2016/03/06 - Homélie - 4e dim. de Carême
« Qui regarde vers lui resplendira, sans ombre ni trouble au visage » ps33 :
une double vocation chrétienne.
Les paroles du psaume d’aujourd’hui sont là pour nous indiquer le sens de notre vie chrétienne. La vie chrétienne consiste à regarder vers Dieu et ensuite à en recueillir les bienfaits. Regarder c’est attendre avec confiance que ce qui est désiré soit obtenu. Le Pauvre qui crie sera entendu, car il s’adresse à Dieu.
Alors qui regarde vers Dieu ? Tout chrétien y est invité. Comment le faire ?
Par la prière qui est à la fois louange et demande. La louange c’est une action de grâce, mais pour remercier il faut savoir à qui on s’adresse et pourquoi faire. D’où l’intérêt d’avoir une bonne mémoire. Et celle-ci est bonne car collective. Le peuple d’Israël l’entretint cette bonne mémoire, et l’Église en a hérité pour la poursuivre au présent de la vie des générations des chrétiens qui se succèdent.
La louange précède la demande, car dans la louange on exprime que l’on sait à qui on s’adresse.
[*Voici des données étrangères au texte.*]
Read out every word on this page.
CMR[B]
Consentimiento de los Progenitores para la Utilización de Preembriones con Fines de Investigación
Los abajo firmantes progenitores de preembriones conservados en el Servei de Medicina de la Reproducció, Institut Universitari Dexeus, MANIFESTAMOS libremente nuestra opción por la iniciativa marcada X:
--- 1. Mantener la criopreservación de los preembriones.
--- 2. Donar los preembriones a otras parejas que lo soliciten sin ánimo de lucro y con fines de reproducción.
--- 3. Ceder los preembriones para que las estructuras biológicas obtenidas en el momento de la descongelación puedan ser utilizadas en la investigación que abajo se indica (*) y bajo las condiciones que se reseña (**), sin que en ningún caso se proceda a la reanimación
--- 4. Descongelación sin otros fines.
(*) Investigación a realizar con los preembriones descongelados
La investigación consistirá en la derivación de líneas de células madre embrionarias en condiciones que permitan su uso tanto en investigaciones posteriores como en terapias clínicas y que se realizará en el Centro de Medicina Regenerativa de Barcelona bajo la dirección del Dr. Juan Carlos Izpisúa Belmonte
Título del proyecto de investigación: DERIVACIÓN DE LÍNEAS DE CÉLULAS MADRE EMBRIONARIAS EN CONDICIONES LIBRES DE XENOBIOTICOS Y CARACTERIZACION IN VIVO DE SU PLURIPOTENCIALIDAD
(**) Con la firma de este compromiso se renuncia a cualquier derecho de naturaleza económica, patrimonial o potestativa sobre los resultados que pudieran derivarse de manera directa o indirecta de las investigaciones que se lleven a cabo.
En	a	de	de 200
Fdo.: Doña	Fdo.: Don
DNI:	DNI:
Le pauvre crie et pose un regard vers celui qu’il vient de louer, de remercier, à qui il rend grâce pour sa présence déjà vécue. Mais le pauvre à encore et sans cesse besoin de celui qui l’a déjà libéré, mais pas encore entièrement. Cependant si le pauvre crie d’abord sans avoir loué il sera aussi entendu, car la louange est dite par le peuple dans son ensemble qui loue le Seigneur au nom de toute l’humanité, y compris de ceux qui ne le font pas, soit, parce qu’ils l’ignorent délibérément ou simplement ne le connaissent pas encore.
Regarder vers Dieu c’est signifier un lien de confiance, lien par lequel espérer la libération. La libération est un processus qui dure toute une vie. La libération est un processus qui s’accomplit à deux niveaux, spirituel et matériel. Au niveau spirituel la relation de confiance s’approfondit, et au niveau très concret, voire matériel, où un tel pauvre (veuve, orphelin et exilé...) a besoin de l’aide qui leur viendra de la part de leurs prochains. Dans ce deuxième cas, la présence des autres est requise. Car Dieu a besoin de nos mains pour partager, de nos pieds pour aller rejoindre les malheureux, de nos oreilles pour les entendre, écouter passer du temps et comprendre sans juger, de nos yeux aussi pour les apercevoir, ne plus les ignorer...
Le peuple d’Israël, une fois arrivé sur la terre promise, a bien compris cette double mission. Ils étaient assistés par Dieu lors de leur marche de libération depuis la terre d’esclavage vers la terre promise. Mais une fois les Hébreux arrivés en Terre promise, la manne cessa de tomber du ciel. Double vocation qu’ils découvrent alors : celle de louer Dieu en se souvenant des merveilles d’autrefois (sortie de la terre d’esclavage), et travailler la terre promise pour qu’elle porte du fruit en termes de justice, égalité, liberté. L’année Jubilaire instaurée au retour de Babylone témoigne d’une telle conscience et d’un tel effort. Ils avaient donc sans cesse à regarder vers celui qui les avait déjà libérés pour continuer à grandir en sa présence.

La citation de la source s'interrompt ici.